The jet known as ‘PKS 0637-752’ as seen by the Australia Telescope Compact Array (ATCA) clearly showing the shock diamond-like shapes in the 2-million-light-year-long structure. (Leith Godfrey/ICRAR, Jim Lovell/UTas.)

One of the largest objects in the universe has a similar appearance to the afterburner flow of a fighter jet, according to a new international study.

A jet of matter, extending more than 2 million light-years from the supermassive black hole at the heart of a remote galaxy, has a pattern of regularly spaced, bright, diamond-shaped areas that looks like the ‘shock diamonds’ seen in the afterburner exhaust of a jet engine.

At around 100 times bigger than the Milky Way, these jets arise when matter falls into supermassive black holes.

Scientists still do not know how these jets are produced or what they are composed of.
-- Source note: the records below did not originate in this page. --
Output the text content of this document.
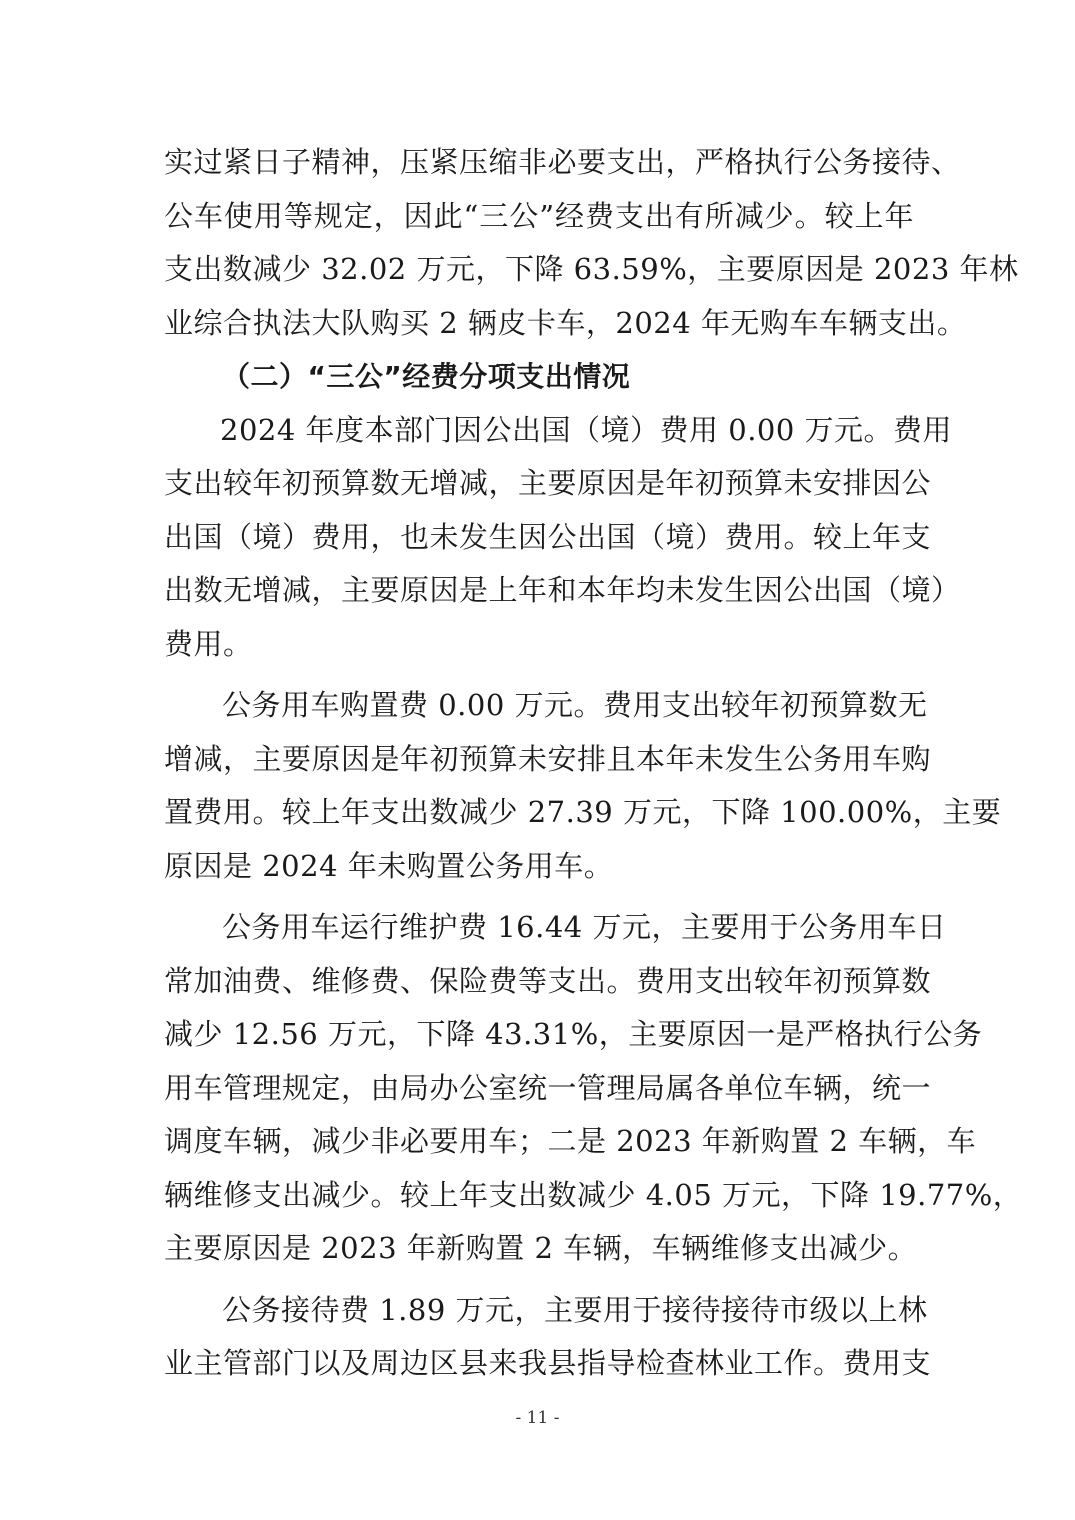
实过紧日子精神，压紧压缩非必要支出，严格执行公务接待、
公车使用等规定，因此“三公”经费支出有所减少。较上年
支出数减少 32.02 万元，下降 63.59%，主要原因是 2023 年林
业综合执法大队购买 2 辆皮卡车，2024 年无购车车辆支出。
（二）“三公”经费分项支出情况
2024 年度本部门因公出国（境）费用 0.00 万元。费用
支出较年初预算数无增减，主要原因是年初预算未安排因公
出国（境）费用，也未发生因公出国（境）费用。较上年支
出数无增减，主要原因是上年和本年均未发生因公出国（境）
费用。
公务用车购置费 0.00 万元。费用支出较年初预算数无
增减，主要原因是年初预算未安排且本年未发生公务用车购
置费用。较上年支出数减少 27.39 万元，下降 100.00%，主要
原因是 2024 年未购置公务用车。
公务用车运行维护费 16.44 万元，主要用于公务用车日
常加油费、维修费、保险费等支出。费用支出较年初预算数
减少 12.56 万元，下降 43.31%，主要原因一是严格执行公务
用车管理规定，由局办公室统一管理局属各单位车辆，统一
调度车辆，减少非必要用车；二是 2023 年新购置 2 车辆，车
辆维修支出减少。较上年支出数减少 4.05 万元，下降 19.77%，
主要原因是 2023 年新购置 2 车辆，车辆维修支出减少。
公务接待费 1.89 万元，主要用于接待接待市级以上林
业主管部门以及周边区县来我县指导检查林业工作。费用支
- 11 -
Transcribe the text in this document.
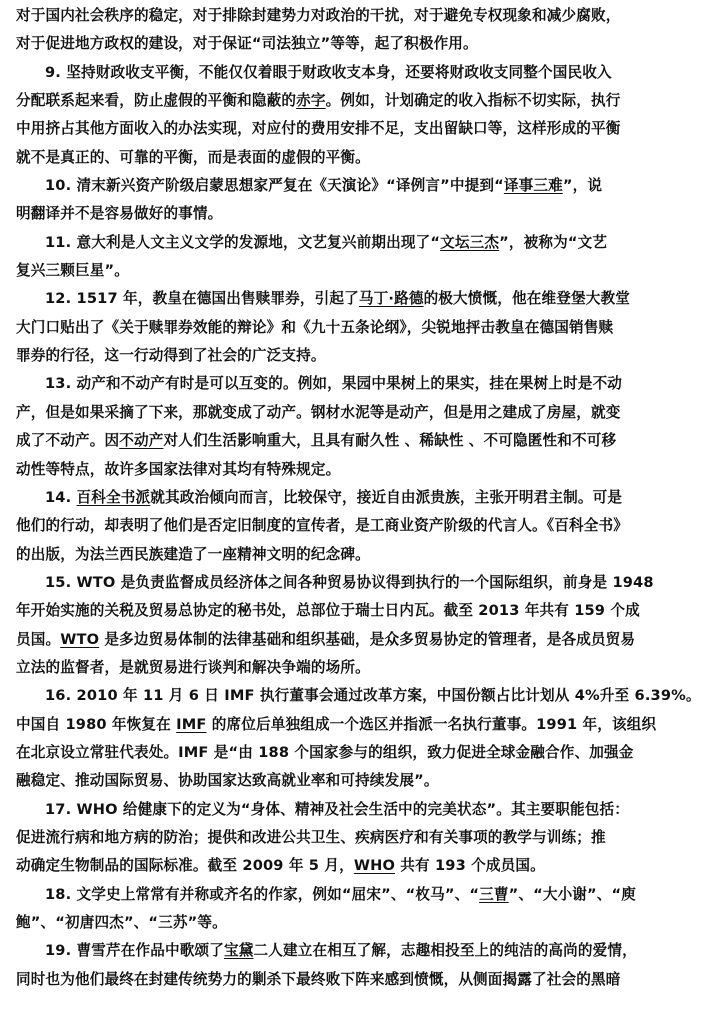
对于国内社会秩序的稳定，对于排除封建势力对政治的干扰，对于避免专权现象和减少腐败，
对于促进地方政权的建设，对于保证“司法独立”等等，起了积极作用。
9. 坚持财政收支平衡，不能仅仅着眼于财政收支本身，还要将财政收支同整个国民收入
分配联系起来看，防止虚假的平衡和隐蔽的赤字。例如，计划确定的收入指标不切实际，执行
中用挤占其他方面收入的办法实现，对应付的费用安排不足，支出留缺口等，这样形成的平衡
就不是真正的、可靠的平衡，而是表面的虚假的平衡。
10. 清末新兴资产阶级启蒙思想家严复在《天演论》“译例言”中提到“译事三难”，说
明翻译并不是容易做好的事情。
11. 意大利是人文主义文学的发源地，文艺复兴前期出现了“文坛三杰”，被称为“文艺
复兴三颗巨星”。
12. 1517 年，教皇在德国出售赎罪券，引起了马丁·路德的极大愤慨，他在维登堡大教堂
大门口贴出了《关于赎罪券效能的辩论》和《九十五条论纲》，尖锐地抨击教皇在德国销售赎
罪券的行径，这一行动得到了社会的广泛支持。
13. 动产和不动产有时是可以互变的。例如，果园中果树上的果实，挂在果树上时是不动
产，但是如果采摘了下来，那就变成了动产。钢材水泥等是动产，但是用之建成了房屋，就变
成了不动产。因不动产对人们生活影响重大，且具有耐久性 、稀缺性 、不可隐匿性和不可移
动性等特点，故许多国家法律对其均有特殊规定。
14. 百科全书派就其政治倾向而言，比较保守，接近自由派贵族，主张开明君主制。可是
他们的行动，却表明了他们是否定旧制度的宣传者，是工商业资产阶级的代言人。《百科全书》
的出版，为法兰西民族建造了一座精神文明的纪念碑。
15. WTO 是负责监督成员经济体之间各种贸易协议得到执行的一个国际组织，前身是 1948
年开始实施的关税及贸易总协定的秘书处，总部位于瑞士日内瓦。截至 2013 年共有 159 个成
员国。WTO 是多边贸易体制的法律基础和组织基础，是众多贸易协定的管理者，是各成员贸易
立法的监督者，是就贸易进行谈判和解决争端的场所。
16. 2010 年 11 月 6 日 IMF 执行董事会通过改革方案，中国份额占比计划从 4%升至 6.39%。
中国自 1980 年恢复在 IMF 的席位后单独组成一个选区并指派一名执行董事。1991 年，该组织
在北京设立常驻代表处。IMF 是“由 188 个国家参与的组织，致力促进全球金融合作、加强金
融稳定、推动国际贸易、协助国家达致高就业率和可持续发展”。
17. WHO 给健康下的定义为“身体、精神及社会生活中的完美状态”。其主要职能包括：
促进流行病和地方病的防治；提供和改进公共卫生、疾病医疗和有关事项的教学与训练；推
动确定生物制品的国际标准。截至 2009 年 5 月，WHO 共有 193 个成员国。
18. 文学史上常常有并称或齐名的作家，例如“屈宋”、“枚马”、“三曹”、“大小谢”、“庾
鲍”、“初唐四杰”、“三苏”等。
19. 曹雪芹在作品中歌颂了宝黛二人建立在相互了解，志趣相投至上的纯洁的高尚的爱情，
同时也为他们最终在封建传统势力的剿杀下最终败下阵来感到愤慨，从侧面揭露了社会的黑暗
Learning more about them will help us to understand how galaxies develop.

“If the brighter patches are caused by the same process in astronomical jets as they are in earthly jet engines, then the distance between them can give us important information about the power of the jet and the density of the surrounding space,” explained study co-author Leith Godfrey at Curtin University, Australia, in a press release.

“They are extremely powerful and are believed to stop stars forming in their parent galaxy, limiting how big the galaxies can grow and effecting how the Universe looks today.”

The new image of the jet was taken with the Australia Telescope Compact Array (ATCA) radio telescope, revealing a pattern that could help explain how it works.

“This particular jet emits a lot of X-rays, which is hard to explain with our current models,” said study co-author Jim Lovell at the University of Tasmania in the release.

“Our new find is a step forward in understanding how these giant objects emit so much X-ray radiation, and indirectly, will help us understand how the jet came to be.”

The study was published in the Astrophysical Journal Letters on Oct. 20.